With content-tree support in exportimport, we can export a folder and import it in another site. This works! Except: this site has Mosaic, and we use persistent tiles.

Tile data is either stored:

• in a urlencoded part on the html field
• on the context of the item (plone.app.standardtiles)
• as a persistent mapping annotation on the context.

Problem: tile annotations are not yet exported. I asked my colleague Maurits: Can we fix this? Yes we can. Demo. We export the content tree to a shared directory that is accessible to all Plone Sites on the server. They use this now to export marketing compaigns.

We export the annotations using the dict_hook mechanism to check if the context has a Mosaic layout. We need some adapters/converters for richtext fields, and named files and images when they are in tiles. The context is not a content item, but a dictionary, that is why we need these extra converters. It would help to know the actual schema of the tile, and there should be ways for that, so we could improve this. Missing from tiles is: support for RelationValues.

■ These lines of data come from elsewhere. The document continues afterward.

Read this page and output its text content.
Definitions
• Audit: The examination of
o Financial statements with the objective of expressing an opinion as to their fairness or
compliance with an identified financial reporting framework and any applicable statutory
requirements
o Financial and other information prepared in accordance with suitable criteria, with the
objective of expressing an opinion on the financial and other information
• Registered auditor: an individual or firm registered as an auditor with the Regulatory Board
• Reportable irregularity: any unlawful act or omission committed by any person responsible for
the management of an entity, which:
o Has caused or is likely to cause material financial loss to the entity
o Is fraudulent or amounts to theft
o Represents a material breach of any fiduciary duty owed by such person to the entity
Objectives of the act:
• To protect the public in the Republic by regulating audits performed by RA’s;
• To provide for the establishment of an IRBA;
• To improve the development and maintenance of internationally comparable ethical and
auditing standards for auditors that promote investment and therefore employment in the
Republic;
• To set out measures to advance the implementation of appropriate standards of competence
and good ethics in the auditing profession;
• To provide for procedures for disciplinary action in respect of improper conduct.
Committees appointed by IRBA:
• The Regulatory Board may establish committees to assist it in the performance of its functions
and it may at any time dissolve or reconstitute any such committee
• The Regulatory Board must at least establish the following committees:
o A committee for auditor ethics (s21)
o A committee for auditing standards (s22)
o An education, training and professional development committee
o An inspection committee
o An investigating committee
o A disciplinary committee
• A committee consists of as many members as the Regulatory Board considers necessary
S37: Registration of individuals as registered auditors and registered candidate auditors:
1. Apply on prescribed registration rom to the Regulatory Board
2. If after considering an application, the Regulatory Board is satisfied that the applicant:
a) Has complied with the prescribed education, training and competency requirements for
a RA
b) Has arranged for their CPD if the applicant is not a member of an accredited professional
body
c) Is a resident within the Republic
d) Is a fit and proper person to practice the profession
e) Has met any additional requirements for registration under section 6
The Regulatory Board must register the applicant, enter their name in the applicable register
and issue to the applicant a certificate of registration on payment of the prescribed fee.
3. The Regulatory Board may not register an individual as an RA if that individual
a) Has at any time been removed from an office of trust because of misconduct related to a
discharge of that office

Could we define a generic 'bundle' json Plone export format? Then we could export the content plus default pages plus relations, etcetera, in one json. And then we can import it in one go in the correct order.

Tips and tricks:

• Keep a log of what you do when, in which order, with number of items processed.
• collective.migrationhelpers has some fixers, which are being moved to exportimport.
• You can use collective.searchandreplace to fix most css class changes by using smart regexps.
• Check disk space, space in TMP.
• After import, do basic checks, like: can I edit content, especially rich text.